Des effectifs en légère progression
Les effectifs des Ehpad sont en légère hausse par rapport à 2017 (+0,4%), notamment sous l'effet de l'augmentation des effectifs d'aides-soignants, d'aides médico-psychologiques et d'accompagnants éducatifs et sociaux. Ces trois catégories, auxquelles on peut ajouter les agents des service hospitaliers, représentent plus de 72% des effectifs des Ehpad. Toutes sections et tous métiers confondus, le taux d'encadrement médian approche ainsi 70 ETP pour 100 places dans les Ehpad en tarif global avec pharmacie à usage intérieur (PUI) et environ 62 ETP dans ceux en tarif partiel sans PUI. De façon logique, ces taux d'encadrement augmentent avec les niveaux de GIR moyen pondéré (GMP) et de Pathos moyen pondéré (PMP), autrement dit en fonction du degré de dépendance et du besoin de soins des résidents.

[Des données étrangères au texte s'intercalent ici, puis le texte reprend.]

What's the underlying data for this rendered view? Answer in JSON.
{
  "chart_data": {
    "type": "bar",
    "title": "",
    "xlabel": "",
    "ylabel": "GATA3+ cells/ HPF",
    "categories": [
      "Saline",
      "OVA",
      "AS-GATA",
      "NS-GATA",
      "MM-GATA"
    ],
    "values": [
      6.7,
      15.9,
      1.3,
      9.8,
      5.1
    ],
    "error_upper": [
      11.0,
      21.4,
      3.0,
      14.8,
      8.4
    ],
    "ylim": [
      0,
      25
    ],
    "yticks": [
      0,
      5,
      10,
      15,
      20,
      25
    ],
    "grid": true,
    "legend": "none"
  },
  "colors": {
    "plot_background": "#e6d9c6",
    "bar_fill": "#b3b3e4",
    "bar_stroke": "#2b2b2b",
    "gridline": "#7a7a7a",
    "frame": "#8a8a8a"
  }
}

De même, le taux d'encadrement médian varie selon la capacité de l'Ehpad (il est le plus élevé dans les structures d'une capacité comprise entre 60 et 99 places) et surtout en fonction du statut juridique de l'établissement. Ce taux moyen est, par exemple, de 72,1 ETP pour 100 places dans les Ehpad publics autonomes, contre 52,3 ETP pour ceux du secteur privé commercial. Ceci peut toutefois d'expliquer, pour partie, par un recours à la sous-traitance et à l'externalisation plus important dans les structures privées. Enfin, les Ehpad appartenant à un groupe présentent des taux d'encadrement globalement inférieurs à ceux des établissements relevant d'un mono-exploitant. Plusieurs éléments peuvent expliquer cet écart, comme la mutualisation du personnel entre les sites, la centralisation des postes administratifs au niveau du siège ou encore l'externalisation plus poussée des activités.
Situation financière : le talon d'Achille
Les fragilités apparaissent surtout sur le volet de la situation financière. Certes, plus de la moitié des Ehpad étudiés (2.049 sur les 3.818 ayant déposé des états complets) "disposent d'une capacité d'autofinancement satisfaisante", autrement dit sont en mesure de dégager chaque année les fonds nécessaires aux investissements, au remboursement d'emprunts ou à la consolidation de leurs fonds propres. Dans plus de la moitié des Ehpad étudiés, l'emprunt à plus d'un an représente ainsi moins de 50% des ressources de long terme et il existe des excédents de trésorerie, quel que soit le statut. Néanmoins, 12% des établissements présentent une capacité d'autofinancement insuffisante. Au final, "les situations bilancielles apparaissent donc globalement équilibrées, même si, dans le détail, les situations dégradées ou très dégradées représentent tout de même 15% des dossiers". De même, un peu plus de 1.000 Ehpad de l'échantillon sont déficitaires en 2017 et en 2018, soit plus du quart du total. La CNSA précise que ces déficits peuvent résulter de facteurs conjoncturels ou révéler des déséquilibres structurels.
Reste enfin la question de l'investissement. L'étude constate que les taux de vétusté médians sont élevés. Ils dépassent, par exemple, 60% pour les installations techniques, matériel et outillages, dans le secteur public comme dans le secteur privé non lucratif, les établissements commerciaux étant généralement plus récents. Au final, la CNSA estime que "les capacités d'investissements lourds à long terme semblent plutôt limitées à la fin de l'exercice 2018".